All of the great classical music masterpieces can be interpreted in an infinite number of ways. That's one of the things that make them great — their ability to not just withstand, but benefit from, an extremely wide variety of interpretive viewpoints. What a boring world it would be if we had to hear our favorite works done the same old way, time after time.
Yet it's also true that some works require less interpretive effort than others. For instance, the Springfield Symphony Orchestra's conductor, Kevin Rhodes, recently described Gustav Holst's "The Planets" (coming up on the SSO's May 14 concert) to me as a piece that kind of takes care of itself, and requires relatively little interpretive intervention to succeed in performance. In general the more expressive detail the composer marks in the score — tempo changes, crescendos and decrescendos, accents, articulations, etc. — the less leeway the performer supposedly should have. On the other hand, Gustav Mahler marked his scores to a fare-thee-well, yet no two performance of his symphonies sound the same. So like all other matters pertaining to the arts, one can generalize, but there's no absolute.

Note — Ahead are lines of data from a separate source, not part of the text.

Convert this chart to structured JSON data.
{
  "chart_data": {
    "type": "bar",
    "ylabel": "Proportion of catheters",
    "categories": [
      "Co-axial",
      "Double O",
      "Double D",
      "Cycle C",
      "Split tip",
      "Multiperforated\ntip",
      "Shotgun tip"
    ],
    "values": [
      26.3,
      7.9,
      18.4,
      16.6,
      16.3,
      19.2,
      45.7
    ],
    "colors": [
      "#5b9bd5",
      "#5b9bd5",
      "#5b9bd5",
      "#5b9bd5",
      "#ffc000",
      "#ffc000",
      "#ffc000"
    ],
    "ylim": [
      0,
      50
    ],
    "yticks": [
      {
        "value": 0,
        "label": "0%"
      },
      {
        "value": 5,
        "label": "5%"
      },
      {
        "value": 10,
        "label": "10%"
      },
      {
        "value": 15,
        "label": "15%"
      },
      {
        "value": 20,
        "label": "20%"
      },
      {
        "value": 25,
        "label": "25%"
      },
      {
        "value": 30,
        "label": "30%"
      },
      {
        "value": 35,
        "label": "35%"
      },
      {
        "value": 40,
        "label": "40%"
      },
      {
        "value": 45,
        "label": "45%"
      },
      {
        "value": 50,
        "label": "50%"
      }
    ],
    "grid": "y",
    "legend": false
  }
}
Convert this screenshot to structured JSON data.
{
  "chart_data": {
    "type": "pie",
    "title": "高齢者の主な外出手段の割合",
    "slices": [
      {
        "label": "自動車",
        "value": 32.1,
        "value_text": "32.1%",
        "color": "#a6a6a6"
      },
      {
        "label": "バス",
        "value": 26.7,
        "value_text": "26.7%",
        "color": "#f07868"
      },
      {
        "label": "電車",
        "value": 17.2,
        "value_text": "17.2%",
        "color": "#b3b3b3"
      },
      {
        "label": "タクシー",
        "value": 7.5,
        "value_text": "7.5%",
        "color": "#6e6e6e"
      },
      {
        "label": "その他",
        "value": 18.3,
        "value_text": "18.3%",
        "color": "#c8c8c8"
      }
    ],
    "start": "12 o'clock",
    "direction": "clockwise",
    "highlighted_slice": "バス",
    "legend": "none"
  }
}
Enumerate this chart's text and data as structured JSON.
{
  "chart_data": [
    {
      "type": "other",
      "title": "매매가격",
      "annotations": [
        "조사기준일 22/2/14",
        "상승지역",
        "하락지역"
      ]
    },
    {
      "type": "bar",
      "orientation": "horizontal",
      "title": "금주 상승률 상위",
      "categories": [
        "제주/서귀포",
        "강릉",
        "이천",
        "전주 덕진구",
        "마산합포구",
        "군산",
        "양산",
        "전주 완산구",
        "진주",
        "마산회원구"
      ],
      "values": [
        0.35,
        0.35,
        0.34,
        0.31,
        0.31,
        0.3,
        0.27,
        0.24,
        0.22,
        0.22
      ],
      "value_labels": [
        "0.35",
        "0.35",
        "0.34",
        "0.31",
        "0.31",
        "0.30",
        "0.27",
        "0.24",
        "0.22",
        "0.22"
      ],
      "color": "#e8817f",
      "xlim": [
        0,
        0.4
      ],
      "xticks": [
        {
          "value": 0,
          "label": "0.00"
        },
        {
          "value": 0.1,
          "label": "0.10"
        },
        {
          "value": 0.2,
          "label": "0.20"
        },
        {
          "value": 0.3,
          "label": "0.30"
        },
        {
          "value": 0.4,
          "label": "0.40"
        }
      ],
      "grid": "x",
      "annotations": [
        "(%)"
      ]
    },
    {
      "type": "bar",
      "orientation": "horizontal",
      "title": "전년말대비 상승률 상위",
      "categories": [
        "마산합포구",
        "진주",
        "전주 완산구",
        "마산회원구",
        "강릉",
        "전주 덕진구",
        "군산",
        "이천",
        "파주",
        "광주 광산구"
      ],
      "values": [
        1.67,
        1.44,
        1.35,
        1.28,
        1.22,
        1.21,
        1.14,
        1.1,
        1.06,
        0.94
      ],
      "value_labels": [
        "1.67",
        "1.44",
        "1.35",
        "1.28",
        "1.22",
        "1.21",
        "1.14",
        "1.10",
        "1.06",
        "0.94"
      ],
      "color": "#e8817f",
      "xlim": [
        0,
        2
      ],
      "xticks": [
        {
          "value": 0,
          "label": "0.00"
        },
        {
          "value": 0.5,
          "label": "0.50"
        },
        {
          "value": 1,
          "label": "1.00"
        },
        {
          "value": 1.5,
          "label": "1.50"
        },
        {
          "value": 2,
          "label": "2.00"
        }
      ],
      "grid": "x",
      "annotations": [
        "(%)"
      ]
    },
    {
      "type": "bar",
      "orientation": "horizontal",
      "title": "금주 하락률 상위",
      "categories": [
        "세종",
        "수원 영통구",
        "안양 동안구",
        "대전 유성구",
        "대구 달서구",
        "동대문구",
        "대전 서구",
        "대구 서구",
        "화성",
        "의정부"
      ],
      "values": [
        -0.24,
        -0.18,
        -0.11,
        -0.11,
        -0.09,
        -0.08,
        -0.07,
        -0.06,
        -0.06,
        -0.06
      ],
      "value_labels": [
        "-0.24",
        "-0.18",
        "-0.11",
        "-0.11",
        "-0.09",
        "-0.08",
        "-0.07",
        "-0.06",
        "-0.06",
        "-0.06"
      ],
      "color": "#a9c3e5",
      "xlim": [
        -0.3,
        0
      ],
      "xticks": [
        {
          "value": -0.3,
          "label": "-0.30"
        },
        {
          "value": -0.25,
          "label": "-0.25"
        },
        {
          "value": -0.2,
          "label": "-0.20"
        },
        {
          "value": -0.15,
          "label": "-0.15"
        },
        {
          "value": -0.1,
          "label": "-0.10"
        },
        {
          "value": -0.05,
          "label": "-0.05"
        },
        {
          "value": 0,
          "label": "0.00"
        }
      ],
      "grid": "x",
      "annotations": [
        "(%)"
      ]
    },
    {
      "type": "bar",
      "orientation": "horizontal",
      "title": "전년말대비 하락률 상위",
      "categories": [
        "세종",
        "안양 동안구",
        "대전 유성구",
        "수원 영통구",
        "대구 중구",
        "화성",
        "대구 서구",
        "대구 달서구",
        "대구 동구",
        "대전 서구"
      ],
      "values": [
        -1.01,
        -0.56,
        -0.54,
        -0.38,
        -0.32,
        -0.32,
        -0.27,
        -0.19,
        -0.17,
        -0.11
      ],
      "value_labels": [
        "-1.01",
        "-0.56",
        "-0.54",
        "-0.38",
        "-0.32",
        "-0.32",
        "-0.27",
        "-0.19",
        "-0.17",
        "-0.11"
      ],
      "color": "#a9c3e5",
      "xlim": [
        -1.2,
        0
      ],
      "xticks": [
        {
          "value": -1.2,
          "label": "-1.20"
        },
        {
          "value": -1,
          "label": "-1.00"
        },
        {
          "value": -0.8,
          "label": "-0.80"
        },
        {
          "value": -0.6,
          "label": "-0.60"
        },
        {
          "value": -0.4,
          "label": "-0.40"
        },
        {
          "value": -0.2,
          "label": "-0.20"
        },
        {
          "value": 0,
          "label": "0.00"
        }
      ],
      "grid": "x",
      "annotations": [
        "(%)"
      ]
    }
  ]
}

Then there's Beethoven's Violin Concerto. My goodness, can it be done a zillion different ways! Perhaps it has to do with the tempos of its outer movements, clearly marked by the timpani's first four notes in the first movement and by the violin's catchy rhythm in the third. The steadier a piece's tempo is supposed to be, the easier one can hear the tempo fluctuations added by the performers to make the music breathe, and to highlight key expressive moments. More subjectively, it could be the Concerto's lofty, Apollonian, expressively reserved quality. For whatever reason, Beethoven's Violin Concerto has long struck me as a musical tabula rasa, onto which performers can imprint their wildest interpretive ideas.
And they have been pretty wild. Just to single out two incredibly different renditions by musical immortals, compare the 1932 recording by violinist Joseph Szigeti and conductor Bruno Walter with the 1940 recording by violinist Jascha Heifetz and conductor Arturo Toscanini. First off, there were no two more different-sounding violinists than Szigeti, with his warm, husky, sometimes wobbly tone, and Heifetz, with his incredible purity of tone and laser-like perfection. The overall interpretations are just as different: freewheeling fantasy in the Szigeti/Walter, and taut, energetic drive in the Heifetz/Toscanini. You could say one performance makes the Concerto into a forerunner of Wagner, the other a forerunner of Verdi.
So where does that place the new performance coming up during the 11:00 Monday morning on WFCR? For me, it's placed well into the 21st century. In other words, it typifies a kind of modern music-making that, for better or worse, has become pretty common. Orchestral forces are small, articulation is crisp, overt liberties are few, excesses of expression are carefully avoided. While not part of the "historically informed" and "period instrument" movements, their influence is plainly audible. Throw in some unusual cadenzas (the showy unaccompanied parts of many concertos' outer movements), and you've got a Beethoven Violin Concerto for 2012. One for the ages? Let's let the ages decide that for themselves. They always do.